In January, ACEP joined with nine other physician associations, including the AMA, on eleven principles for health care reform. The principles called for insurance coverage for all but did not state how to do that. It also called for the removal of financial barriers to care and stipulated among other things “shared access to and financing for appropriate services in “a shared public/private cooperative effort.” The principles stopped short of advocating for a single-payer universal plan.
In one respect, EMTALA has unintentionally aggravated the uninsured problem, according to some EPs. Requiring that EDs provide care to all comers has exacerbated an already financially stressed situation.
“They mandate those things [under EMTALA]but don’t fund them,” says John Braden, MD, an EP in Florida. “Unfortunately, the system has eroded to the point that now we’re getting desperate.” Braden believes the crisis has put the nation on a path toward looking for a fix, no matter what form the answers take.

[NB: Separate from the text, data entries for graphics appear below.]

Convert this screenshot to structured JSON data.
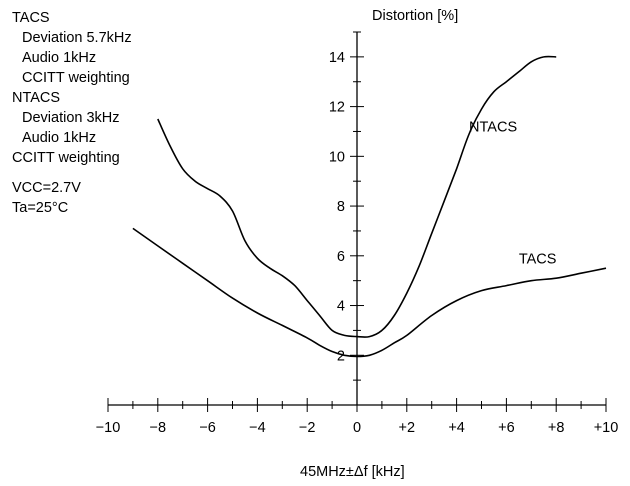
{
  "notes": {
    "tacs_header": "TACS",
    "tacs_deviation": "Deviation 5.7kHz",
    "tacs_audio": "Audio 1kHz",
    "tacs_weighting": "CCITT weighting",
    "ntacs_header": "NTACS",
    "ntacs_deviation": "Deviation 3kHz",
    "ntacs_audio": "Audio 1kHz",
    "ntacs_weighting": "CCITT weighting",
    "vcc": "VCC=2.7V",
    "ta": "Ta=25°C"
  },
  "chart_data": {
    "type": "line",
    "ylabel": "Distortion [%]",
    "xlabel": "45MHz±Δf [kHz]",
    "xlim": [
      -10,
      10
    ],
    "ylim": [
      0,
      15
    ],
    "x_ticks": [
      "−10",
      "−8",
      "−6",
      "−4",
      "−2",
      "0",
      "+2",
      "+4",
      "+6",
      "+8",
      "+10"
    ],
    "y_ticks": [
      "2",
      "4",
      "6",
      "8",
      "10",
      "12",
      "14"
    ],
    "grid": false,
    "series": [
      {
        "name": "NTACS",
        "x": [
          -8.0,
          -7.5,
          -7.0,
          -6.5,
          -6.0,
          -5.5,
          -5.0,
          -4.5,
          -4.0,
          -3.5,
          -3.0,
          -2.5,
          -2.0,
          -1.5,
          -1.0,
          -0.5,
          0.0,
          0.5,
          1.0,
          1.5,
          2.0,
          2.5,
          3.0,
          3.5,
          4.0,
          4.5,
          5.0,
          5.5,
          6.0,
          6.5,
          7.0,
          7.5,
          8.0
        ],
        "y": [
          11.5,
          10.4,
          9.5,
          9.0,
          8.7,
          8.4,
          7.8,
          6.6,
          5.9,
          5.5,
          5.2,
          4.8,
          4.2,
          3.6,
          3.0,
          2.8,
          2.75,
          2.75,
          3.0,
          3.6,
          4.5,
          5.6,
          6.9,
          8.2,
          9.5,
          10.9,
          11.9,
          12.6,
          13.0,
          13.4,
          13.8,
          14.0,
          14.0
        ]
      },
      {
        "name": "TACS",
        "x": [
          -9.0,
          -8.0,
          -7.0,
          -6.0,
          -5.0,
          -4.0,
          -3.0,
          -2.0,
          -1.5,
          -1.0,
          -0.5,
          0.0,
          0.5,
          1.0,
          1.5,
          2.0,
          3.0,
          4.0,
          5.0,
          6.0,
          7.0,
          8.0,
          9.0,
          10.0
        ],
        "y": [
          7.1,
          6.4,
          5.7,
          5.0,
          4.3,
          3.7,
          3.2,
          2.7,
          2.4,
          2.15,
          2.0,
          1.95,
          2.0,
          2.2,
          2.5,
          2.8,
          3.6,
          4.2,
          4.6,
          4.8,
          5.0,
          5.1,
          5.3,
          5.5
        ]
      }
    ],
    "annotations": [
      {
        "text": "NTACS",
        "x": 4.5,
        "y": 11.0
      },
      {
        "text": "TACS",
        "x": 6.5,
        "y": 5.7
      }
    ]
  }
}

Meanwhile, Pilgrim of The Schumacher Group called for caution. Physicians, he said, can’t make educated decisions about health reform without understanding all the facts. And all the facts, he said, aren’t in yet. What matters most is whether either kind of reform will truly help. “It’s difficult to comment on just one element of a proposal without seeing how all the elements will ultimately work together,” he said. “How will the system work with Medicare? With Medicaid? What about undocumented alien funding? Employer-based funding? How will they be affected by a universal plan?”
At the moment, supporters of reform can’t really answer these questions, and neither can physicians. However, everyone believes the moment is ripe for change.